The second, and related, point Burke makes is that total record doesn't actually relieve the problem it is supposed to relieve. The idea, according to Stross, is that "we've acquired bad behvioural habits - because we're used to forgetting things over time". But this would not actually change if the information available for access were to skyrocket, again because the haystack would expand so massively that we would likely be losing track of the needles even more than we do now. You remember that awesome Indiana Jones scene in which the Ark of the Covenant is hidden by being put into a crate which in turn is put into a vast anonymous warehouse filled to the brim with similar crates. What better way to hide it? There are two ways to lose a piece of paper: get rid of it entirely, or put it in a stack of papers so large that you'll never find it again. There's simple forgetting, and there's bureaucratic forgetting, and what Stross is advocating is not remembering but bureaucratic forgetting. Each happening gets recorded, filed, and put away. But so many things are recorded that there's always a danger that things will be as good as forgotten. One of the things that helps us to remember what we do is the fact that we forget the rest. It helps no one at all if storage is increased if our ability to access it is not; so again we are at the point that historical memory cannot be achieved by brute force, by sheer intricacy of record. It can only be had by careful and critical selection.

The third excellent point Burke makes is that even in a manageable total record a veil remains in place. In effect, all that the record gathers is evidence. But what do you do with the evidence? What inferences can you (should you, must you) draw? As he puts it, "Knowing what people do doesn't relieve you of the extraordinary difficulties involved in knowing what it means that they do it." Memory is not mere storage; it is storage, access, interpretation, and synthesis. Just increasing storage doesn't help any.

One point Burke doesn't make that I think should be made is that Stross's scenario faces the same problem that we have with the record now. After all, there was total record of the past, when it occurred. It deteriorated, and began deteriorating as soon as it existed. Historical evidence is simply that total record itself remaining in fragments.
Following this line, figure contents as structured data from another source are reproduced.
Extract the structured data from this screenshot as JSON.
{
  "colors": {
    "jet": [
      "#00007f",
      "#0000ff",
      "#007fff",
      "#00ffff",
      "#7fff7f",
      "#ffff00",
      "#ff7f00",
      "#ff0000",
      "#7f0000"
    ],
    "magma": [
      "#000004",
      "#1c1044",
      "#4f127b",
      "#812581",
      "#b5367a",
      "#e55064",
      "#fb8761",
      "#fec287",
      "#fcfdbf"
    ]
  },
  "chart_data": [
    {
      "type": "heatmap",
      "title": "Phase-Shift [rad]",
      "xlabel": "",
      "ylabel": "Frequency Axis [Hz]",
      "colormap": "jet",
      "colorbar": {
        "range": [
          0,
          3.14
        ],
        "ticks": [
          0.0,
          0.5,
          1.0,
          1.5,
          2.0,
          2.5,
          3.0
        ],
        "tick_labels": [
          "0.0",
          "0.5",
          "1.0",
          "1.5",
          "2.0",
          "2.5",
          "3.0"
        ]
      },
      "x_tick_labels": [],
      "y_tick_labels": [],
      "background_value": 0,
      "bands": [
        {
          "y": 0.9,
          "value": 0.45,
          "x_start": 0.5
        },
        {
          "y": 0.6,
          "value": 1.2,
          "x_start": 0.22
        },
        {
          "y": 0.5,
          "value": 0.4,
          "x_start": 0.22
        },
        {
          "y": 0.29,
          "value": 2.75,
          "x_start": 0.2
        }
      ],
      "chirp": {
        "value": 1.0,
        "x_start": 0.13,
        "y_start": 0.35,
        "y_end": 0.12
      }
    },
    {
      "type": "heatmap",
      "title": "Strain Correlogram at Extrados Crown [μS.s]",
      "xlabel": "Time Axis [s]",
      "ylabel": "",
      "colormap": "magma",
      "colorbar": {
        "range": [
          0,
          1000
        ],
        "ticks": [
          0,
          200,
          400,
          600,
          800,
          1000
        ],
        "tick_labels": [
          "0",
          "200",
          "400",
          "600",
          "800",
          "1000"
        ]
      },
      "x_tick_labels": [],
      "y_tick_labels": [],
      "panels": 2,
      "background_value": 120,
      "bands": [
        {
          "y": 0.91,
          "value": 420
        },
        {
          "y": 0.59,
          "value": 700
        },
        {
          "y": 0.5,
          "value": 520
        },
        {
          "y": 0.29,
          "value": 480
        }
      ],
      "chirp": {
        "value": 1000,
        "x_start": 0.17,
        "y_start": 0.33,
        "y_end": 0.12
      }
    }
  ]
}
All Stross's super-storage really does is increase the shelf-life of the past through a complicated set of back-up systems; it reduces reliance on human memory and transmission of memory alone. But it is still the past in record, and it still will deteriorate, and it still will do so at prodigious speed. The nice thing about it would be that if one part deteriorated we'd have some redundancy to reduce the chances of total loss; and the redundancy can in some cases be made fairly durable. But it cannot be made infinitely so, and some of these systems are less durable than they seem. Two hundred years from now I very much doubt that anything more than a minute selection of the blogosphere will even exist any more, Wayback Machine not withstanding. This minute slice still may be a huge wealth of information -- but most of what exists now will be completely lost. This scenario will not change under any circumstances; we can delay and defer the end, but sooner or later information, like people, begins to die. Perhaps to some extent this counterbalances the other problems; but to the extent it does, the future looks less like Stross's vision and more like business as usual.

A further point that I think worth making is that, even if it all came to fruition, and all the problems with the total record itself avoided, there would be new problems for historians sorting through a total record of a society trying to handle a total record of a society with a total record of a previous society. It all seems rather unstable. But that's just an idea.